PhD candidate on regional and neighbourhood dynamics in view of life course and class

Faculty of Social and Behavioural Sciences – Department of Geography, Planning and International Development Studies

Publication date
13 July 2017
Level of education
Master's degree
Salary indication
€2,222 to €2,840 gross per month
Closing date
4 September 2017
38 hours per week
Vacancy number

The Department of Geography, Planning and International Development Studies is one of the six Departments in the Faculty of Social and Behavioural Sciences (FMG). Research and education are carried out by special institutes. The Amsterdam Institute for Social Science Research (AISSR) is responsible for research in the social sciences. The College of Social Sciences (CSS) and the Graduate School of Social Sciences (GSSS) are responsible for undergraduate and graduate teaching programmes in the social sciences.

Research and teaching in the Department of Geography, Planning and International Development Studies is organized in four thematic programme groups: Governance and Inclusive Development (GID), Geographies of Globalizations (GOG), Urban Geographies (UG) and Urban Planning (UP).

This vacancy belongs to the programme group Urban Geographies.

Job description

The PhD project will focus on changes and continuities in regional and neighbourhood dynamics in view of life course and class in the 21st century. These dynamics have long been characterized by life cycle dynamics: young people would move to city centres for work or education and eventually, as life and employment trajectories are maturing, would suburbanize. While there were always exceptions (e.g. migrant communities, fractions of the middle class, suburban-oriented young people), such a reading of regional dynamics is increasingly contested by new trends and structural transformations. These trends are related to demographic, economic and institutional changes. First, while already evident in the 20th century, Western European cities continue to experience the growing and changed effects of the second demographic transition: the postponement of household formation, marriage, and children; an ageing population, new forms of partnership and household arrangements. This transition has led to a diversification in demand for housing and living environments. Second, we are seeing lasting changes in economic frameworks. The position of cities as centres of production, consumption and investment seems to have been strengthened; leading to increasing demand pressure. For those reasons, talented migrants and young people have been increasingly flocking to the city. Yet, pressure on housing markets, at least in some cities, has made it hard for newcomers and existing populations to gain access to suitable housing. Ongoing gentrification may have knock-on effects on household dynamics. Third, residential dynamics are structured by institutional frameworks; notably housing market regulation (including social housing), urban (re)development and transportation networks. The recent decade has seen a tendency towards deregulation in planning and privatization of housing; developments which have been shown to be detrimental to socio-spatial inequality, yet it is largely unclear how they affect the spatial dimensions of life course.
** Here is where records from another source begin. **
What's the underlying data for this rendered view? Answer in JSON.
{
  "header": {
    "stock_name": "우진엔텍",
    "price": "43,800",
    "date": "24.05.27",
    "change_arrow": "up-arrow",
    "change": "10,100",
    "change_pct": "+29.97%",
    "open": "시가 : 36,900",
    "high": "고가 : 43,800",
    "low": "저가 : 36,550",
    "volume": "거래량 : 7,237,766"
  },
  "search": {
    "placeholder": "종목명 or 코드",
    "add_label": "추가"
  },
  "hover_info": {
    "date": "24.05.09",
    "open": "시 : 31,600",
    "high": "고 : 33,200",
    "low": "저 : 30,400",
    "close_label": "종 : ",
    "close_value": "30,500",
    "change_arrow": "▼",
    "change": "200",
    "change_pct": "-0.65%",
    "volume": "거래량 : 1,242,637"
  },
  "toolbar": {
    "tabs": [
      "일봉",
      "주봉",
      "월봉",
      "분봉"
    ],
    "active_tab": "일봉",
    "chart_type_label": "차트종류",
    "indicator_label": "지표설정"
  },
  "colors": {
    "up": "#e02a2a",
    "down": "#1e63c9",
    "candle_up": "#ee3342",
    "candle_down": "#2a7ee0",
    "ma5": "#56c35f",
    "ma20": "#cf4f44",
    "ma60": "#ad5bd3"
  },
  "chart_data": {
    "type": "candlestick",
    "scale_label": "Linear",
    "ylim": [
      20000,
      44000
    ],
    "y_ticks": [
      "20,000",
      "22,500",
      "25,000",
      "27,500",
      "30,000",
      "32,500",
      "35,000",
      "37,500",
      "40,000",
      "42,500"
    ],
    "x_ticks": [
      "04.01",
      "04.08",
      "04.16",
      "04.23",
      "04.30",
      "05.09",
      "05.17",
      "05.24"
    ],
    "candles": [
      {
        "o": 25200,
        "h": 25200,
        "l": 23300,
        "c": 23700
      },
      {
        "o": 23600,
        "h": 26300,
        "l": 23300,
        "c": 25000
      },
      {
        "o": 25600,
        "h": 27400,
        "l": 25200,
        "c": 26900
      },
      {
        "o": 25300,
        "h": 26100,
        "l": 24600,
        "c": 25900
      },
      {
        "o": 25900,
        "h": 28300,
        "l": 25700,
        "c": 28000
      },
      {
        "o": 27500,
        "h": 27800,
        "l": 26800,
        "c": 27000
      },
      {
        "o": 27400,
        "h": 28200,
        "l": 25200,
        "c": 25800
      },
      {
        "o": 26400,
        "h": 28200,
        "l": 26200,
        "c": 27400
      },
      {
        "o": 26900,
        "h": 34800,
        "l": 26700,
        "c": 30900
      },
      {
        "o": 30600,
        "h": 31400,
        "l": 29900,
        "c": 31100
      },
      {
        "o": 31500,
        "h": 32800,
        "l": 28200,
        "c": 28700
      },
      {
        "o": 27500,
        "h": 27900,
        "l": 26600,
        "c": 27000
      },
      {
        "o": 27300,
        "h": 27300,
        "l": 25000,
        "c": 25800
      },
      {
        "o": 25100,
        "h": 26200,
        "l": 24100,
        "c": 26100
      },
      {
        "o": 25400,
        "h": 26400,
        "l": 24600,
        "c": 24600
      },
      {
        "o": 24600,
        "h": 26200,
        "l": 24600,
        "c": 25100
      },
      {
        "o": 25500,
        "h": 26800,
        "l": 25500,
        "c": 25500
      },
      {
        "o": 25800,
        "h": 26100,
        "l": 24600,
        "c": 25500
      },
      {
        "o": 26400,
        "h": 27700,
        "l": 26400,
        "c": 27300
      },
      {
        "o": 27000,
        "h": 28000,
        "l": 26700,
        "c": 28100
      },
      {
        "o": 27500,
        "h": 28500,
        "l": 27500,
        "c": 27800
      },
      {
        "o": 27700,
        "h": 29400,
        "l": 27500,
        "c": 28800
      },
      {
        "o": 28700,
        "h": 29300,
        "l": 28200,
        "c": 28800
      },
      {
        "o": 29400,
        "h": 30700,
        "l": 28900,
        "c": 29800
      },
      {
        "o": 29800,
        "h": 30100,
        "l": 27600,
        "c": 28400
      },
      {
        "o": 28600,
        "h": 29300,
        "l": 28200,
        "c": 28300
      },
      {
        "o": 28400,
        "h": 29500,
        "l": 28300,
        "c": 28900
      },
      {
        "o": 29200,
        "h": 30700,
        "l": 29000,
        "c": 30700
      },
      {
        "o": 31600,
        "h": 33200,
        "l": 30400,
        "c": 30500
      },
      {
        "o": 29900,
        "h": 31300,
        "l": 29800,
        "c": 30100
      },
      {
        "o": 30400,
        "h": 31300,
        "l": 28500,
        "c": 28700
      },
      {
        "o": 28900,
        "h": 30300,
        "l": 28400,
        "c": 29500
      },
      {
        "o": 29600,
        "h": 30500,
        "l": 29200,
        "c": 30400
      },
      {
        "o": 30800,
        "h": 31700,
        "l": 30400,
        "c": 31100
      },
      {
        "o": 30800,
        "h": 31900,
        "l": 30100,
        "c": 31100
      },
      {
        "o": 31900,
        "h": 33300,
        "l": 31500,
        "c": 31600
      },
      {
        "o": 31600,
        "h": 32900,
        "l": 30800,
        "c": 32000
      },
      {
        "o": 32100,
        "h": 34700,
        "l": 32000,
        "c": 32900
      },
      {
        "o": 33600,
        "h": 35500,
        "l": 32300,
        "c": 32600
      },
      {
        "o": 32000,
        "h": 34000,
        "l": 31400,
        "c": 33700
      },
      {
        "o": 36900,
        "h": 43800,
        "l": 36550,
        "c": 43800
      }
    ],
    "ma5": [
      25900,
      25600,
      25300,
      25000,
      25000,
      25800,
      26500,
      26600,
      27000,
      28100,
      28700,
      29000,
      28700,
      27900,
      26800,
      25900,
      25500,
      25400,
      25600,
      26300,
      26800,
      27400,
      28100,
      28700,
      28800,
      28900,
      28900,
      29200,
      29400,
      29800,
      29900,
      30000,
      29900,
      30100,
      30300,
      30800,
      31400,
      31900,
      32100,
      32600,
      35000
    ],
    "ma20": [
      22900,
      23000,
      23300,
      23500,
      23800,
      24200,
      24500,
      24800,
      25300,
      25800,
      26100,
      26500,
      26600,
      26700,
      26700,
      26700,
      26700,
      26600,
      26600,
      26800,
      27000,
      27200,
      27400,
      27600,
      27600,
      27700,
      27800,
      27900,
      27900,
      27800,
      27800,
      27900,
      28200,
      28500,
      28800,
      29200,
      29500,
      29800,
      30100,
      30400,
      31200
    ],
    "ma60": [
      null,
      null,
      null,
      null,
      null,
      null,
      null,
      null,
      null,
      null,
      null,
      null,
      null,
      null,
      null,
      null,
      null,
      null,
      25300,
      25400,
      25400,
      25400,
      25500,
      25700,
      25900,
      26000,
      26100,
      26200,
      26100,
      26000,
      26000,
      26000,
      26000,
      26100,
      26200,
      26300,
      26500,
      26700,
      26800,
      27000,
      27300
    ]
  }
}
The candidate will be the primary researcher in a research project on the regional dynamics of life course. As primary researcher, the candidate will perform and report on socio-spatial analyses of Dutch urban regions, based on large-N register datasets of Statistics Netherlands. Furthermore, she or he will be embedded in a small research team and will have to interact with a committee of regional stakeholders. For this reason, Dutch proficiency is an advantage, but not a necessity. The project will precede the PhD and its analyses will form the groundwork for the thesis, set to be completed in 2021.


The candidate has:

  • a completed Master in Human Geography, Urban Studies, Demography or related Social Sciences;
  • expertise and experience in social and spatial analysis techniques;
  • experience with handling large-N datasets;
  • excellent writing and verbal skills in English, proficiency in Dutch is a plus.

Further information

For more information about this position, please contact:


The appointment is initially for a period of one year; contingent on satisfactory performance it will thereafter be extended by a maximum of three years leading to the completion of a PhD thesis. The gross monthly full-time salary is €2,222 during the first year, rising to €2,840 during the final year. This is in conformity with the Collective Labour Agreement for Dutch Universitie. Secondary benefits at Dutch universities are attractive and include 8% holiday pay and an 8.3% end of year bonus.

Job application

Applications by email only. These should include a motivation letter and full CV.

Both documents should be sent as a single pdf email attachment to Mrs. B. A. Lawa. Please mention ‘PhD candidate on: regional and neighbourhood dynamics in view of life course and class’ and  reference number 17-376 in the subject line. The deadline for applications is 4 September.